Par conséquent, c’est un peu à l’envers que nous abordons ce Le Hobbit: La Désolation de Smaug et ses 170 minutes, craignant une fois de plus d’assister à une œuvre très riche, mais réalisée sur pilote automatique. Il nous aura mal pris, car l’auteur de ces lignes (et ses ignobles compagnons) méritent d’être brûlés vifs pour tant de scepticisme, car avec ce nouvel épisode, le réalisateur néo-zélandais renoue avec la puissance, la générosité et le sens de l’hyperbole qui caractérisent son cinéma.

Tu ne passeras pas… ok passe

Fini les chants de nains, les balades bucoliques et les bestioles mignonnes : C’est le temps de l’aventure, la vraie chose. Une sensation qui saisit le spectateur dès le début du film, sous la forme d’un flash-back sur fond de prophétie et d’une taverne mal fréquentée, magnifiquement liée à une chasse nerveuse et déchirante, rythmée par les assauts d’une créature redoutable. Cette pression ne lâchera jamais comme si Peter Jackson, conscient d’avoir traîné un peu le contact, devait maintenant remplissez vos séquences à couper le souffle avec des images époustouflantes et emblématiques.

Le film multiplie ainsi les pièces tournantes de bravoure, dont l’énergie et la joie rappelleront les brillants les aventures de tintin. Monstres, combats, poursuites et climax d’anthologie, Le Hobbit: La Désolation de Smaug nous emmène dans une odyssée parfois vertigineusequi s’approche souvent de la grâce majestueuse de le Seigneur des Anneaux.

or mon seigneur

MAGAME

S’il s’avère probablement être l’un des rares blockbusters qui n’attire pas régulièrement son public pour un tas de gogos ivres de root beer, ce Hobbit Malheureusement, le nouveau n’est pas sans défauts. Ainsi, alors que les effets spéciaux frôlent souvent le sublime, certaines erreurs et défauts gustatifs se heurtent sévèrementcomme l’apparence laide du non moins laid Sauron, certains pouvoirs de Gandalf ou la dramatique “vision de l’anneau”, qui va terriblement gâcher l’entrée de Smaug.

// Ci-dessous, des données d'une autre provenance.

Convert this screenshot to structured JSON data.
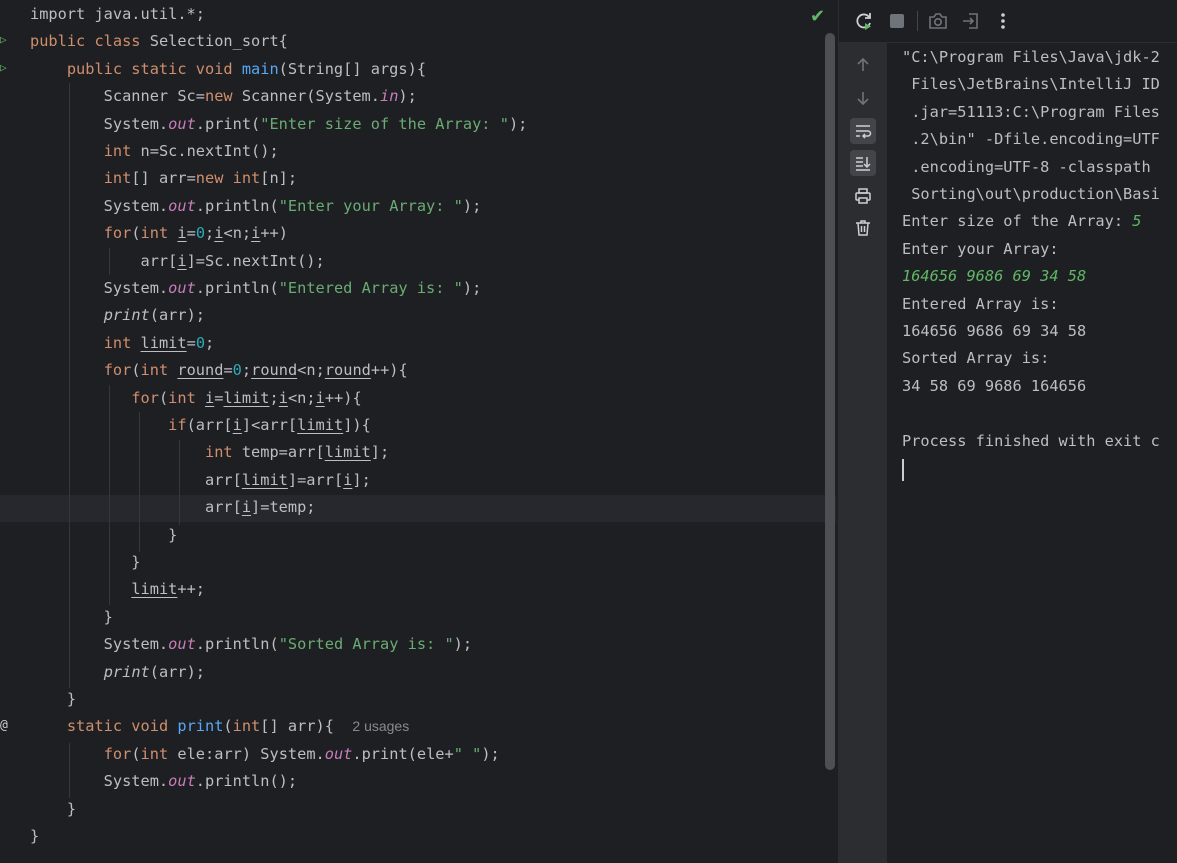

Ce dernier offre au film un paroxysme exceptionnel de force et de beauté, ressuscite l’époque en or plat irisé et poignant tout l’héritage de Willis O’Brien et Ray Harryhausen avant d’être décapité par un apogée au goût douteux. Choquante sur le moment (vous risquez de vous étrangler sur votre siège), la conclusion de ce second épisode prive finalement le spectateur du plaisir qu’il est venu chercher, et pleinement mérité ! – celle-là même que Peter Jackson semble enfin décidé à lui offrir.

--

photo, Évangéline Lilly

photo, Évangéline Lilly

Des personnages encore sous-développés

Le désintérêt relatif (infiniment moindre que dans le film précédent) du réalisateur pour ses personnages principaux est toujours perceptible, tous deux offrent des séquences édifiantes au duo Evangeline Lilly-Orlando Bloom et évitent de s’attarder sur les relations qui structurent la compagnie des nains, mais largement évacuées par la densité de l’ensemble ; cependant, la sensation retrouvée d’assister à une explosion cinématographique que son propre auteur est incapable de réprimer balaie rapidement cette réserve.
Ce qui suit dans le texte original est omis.